Je refermais la porte d'une caresse. Je pouvais enfin allumer une Dunhill, avec la délectation du voyageur qui se sent à l'abri de l'imprévu. Les effluves du tabac anglais se mélangeaient avec l'odeur métallique des pluies de queue d'orage qui arrosent le Morvan à l'automne. J’ouvrais la fenêtre autant que possible. Je m'émerveillais de ce fragment de seconde qui transformait l'air et la fumée en parfum. Cette alchimie des fragrances était annonciatrice de perspectives merveilleuses : j'allais à la rencontre de la nature et de mon sang maternel, l'esprit allégé du poids des jours ternes.
Là-bas, je ferais le tour du jardin avec ma grand-mère, qui me parlerait des fleurs et de feu mon grand-père. Je laisserais mon regard se perdre à la surface de l'étang. Peut-être rencontrerait-il les sinusoïdes d'une couleuvre vipérine nageant à la surface de l'eau. Je resterais ainsi une journée ou deux, avant de partir faire le tour du Morvan, avec pour compagnon mon sac à dos à moitié vide, dormant au gré des forêts dans une minuscule tente de montagnard.
Je sortais la tête par la fenêtre du train. La pluie me giflait les joues, sans violence à cette vitesse. Je chantais des chansons que je trouvais belles et désuètes, et qui étaient simplement belles : Souchon, Sanson, Christophe. Je chantais faux et m'en fichais.
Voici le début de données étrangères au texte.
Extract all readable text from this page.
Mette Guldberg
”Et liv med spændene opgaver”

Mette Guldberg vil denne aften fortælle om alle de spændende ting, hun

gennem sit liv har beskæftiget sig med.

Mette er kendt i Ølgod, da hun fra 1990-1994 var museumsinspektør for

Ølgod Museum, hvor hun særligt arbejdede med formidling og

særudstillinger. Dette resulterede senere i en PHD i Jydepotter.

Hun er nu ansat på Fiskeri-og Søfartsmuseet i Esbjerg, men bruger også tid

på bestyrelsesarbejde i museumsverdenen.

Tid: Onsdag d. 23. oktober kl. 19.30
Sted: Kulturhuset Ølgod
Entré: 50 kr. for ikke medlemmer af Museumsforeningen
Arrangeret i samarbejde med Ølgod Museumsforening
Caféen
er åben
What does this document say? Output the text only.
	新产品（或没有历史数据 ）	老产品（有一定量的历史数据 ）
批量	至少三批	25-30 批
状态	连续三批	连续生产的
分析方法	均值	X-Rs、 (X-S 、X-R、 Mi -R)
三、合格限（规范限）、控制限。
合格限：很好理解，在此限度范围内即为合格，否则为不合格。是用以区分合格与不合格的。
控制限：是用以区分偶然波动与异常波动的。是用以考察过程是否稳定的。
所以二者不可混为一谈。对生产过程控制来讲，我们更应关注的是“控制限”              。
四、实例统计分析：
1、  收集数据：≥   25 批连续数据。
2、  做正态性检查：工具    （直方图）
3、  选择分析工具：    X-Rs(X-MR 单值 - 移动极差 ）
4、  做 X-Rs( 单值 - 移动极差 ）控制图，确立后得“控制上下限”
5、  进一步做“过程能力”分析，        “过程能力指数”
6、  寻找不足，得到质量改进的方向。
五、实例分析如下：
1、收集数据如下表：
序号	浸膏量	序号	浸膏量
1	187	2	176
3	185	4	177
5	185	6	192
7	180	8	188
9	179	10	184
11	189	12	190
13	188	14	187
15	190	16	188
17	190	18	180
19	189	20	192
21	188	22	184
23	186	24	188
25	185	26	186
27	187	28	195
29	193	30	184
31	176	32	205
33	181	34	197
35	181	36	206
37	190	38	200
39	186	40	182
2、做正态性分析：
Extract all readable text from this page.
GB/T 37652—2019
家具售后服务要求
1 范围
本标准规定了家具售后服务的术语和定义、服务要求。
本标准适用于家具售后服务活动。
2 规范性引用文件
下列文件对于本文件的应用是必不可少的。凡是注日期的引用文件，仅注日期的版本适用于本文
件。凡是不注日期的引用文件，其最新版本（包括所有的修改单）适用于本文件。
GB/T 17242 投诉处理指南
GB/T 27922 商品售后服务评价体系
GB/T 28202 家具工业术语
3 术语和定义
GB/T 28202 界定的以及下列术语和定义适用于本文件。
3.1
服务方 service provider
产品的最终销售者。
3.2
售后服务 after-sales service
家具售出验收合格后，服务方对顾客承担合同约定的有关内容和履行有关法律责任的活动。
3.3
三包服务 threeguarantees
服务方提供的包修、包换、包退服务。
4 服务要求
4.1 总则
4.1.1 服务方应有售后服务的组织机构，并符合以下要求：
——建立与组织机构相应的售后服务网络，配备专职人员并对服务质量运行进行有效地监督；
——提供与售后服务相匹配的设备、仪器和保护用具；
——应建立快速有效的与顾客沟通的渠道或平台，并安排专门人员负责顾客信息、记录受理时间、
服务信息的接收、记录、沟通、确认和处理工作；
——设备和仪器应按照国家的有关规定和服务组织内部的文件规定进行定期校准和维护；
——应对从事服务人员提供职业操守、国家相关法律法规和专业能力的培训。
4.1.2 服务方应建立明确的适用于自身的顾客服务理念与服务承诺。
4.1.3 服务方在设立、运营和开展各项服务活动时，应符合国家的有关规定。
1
Je chantais à tue-tête ; je chantais à toute joie. Les derniers kilomètres passaient étrangement vite. Je pensais : c'est un étonnant mystère que celui de cette Micheline qui file quand le TGV se traînait. Ce mystère était celui du temps - déjà.
Je descendais à la tombée de la nuit à la gare de Luzy. Je ferais les
derniers kilomètres à pied, par fierté et par amour. Je voulais étirer un certain contraste à son niveau le plus élevé. Mes cousins
arrivaient en voiture, bruyamment, sans prendre le temps de
parler avec notre grand-mère. Ils partaient dans un même fracas, me laissant la place libre pour ne rien faire comme eux. Moi,
je me glisserais silencieusement auprès de ma grand-mère, dans un sourire, et nous
resterions longtemps ainsi à profiter de la présence de l'autre.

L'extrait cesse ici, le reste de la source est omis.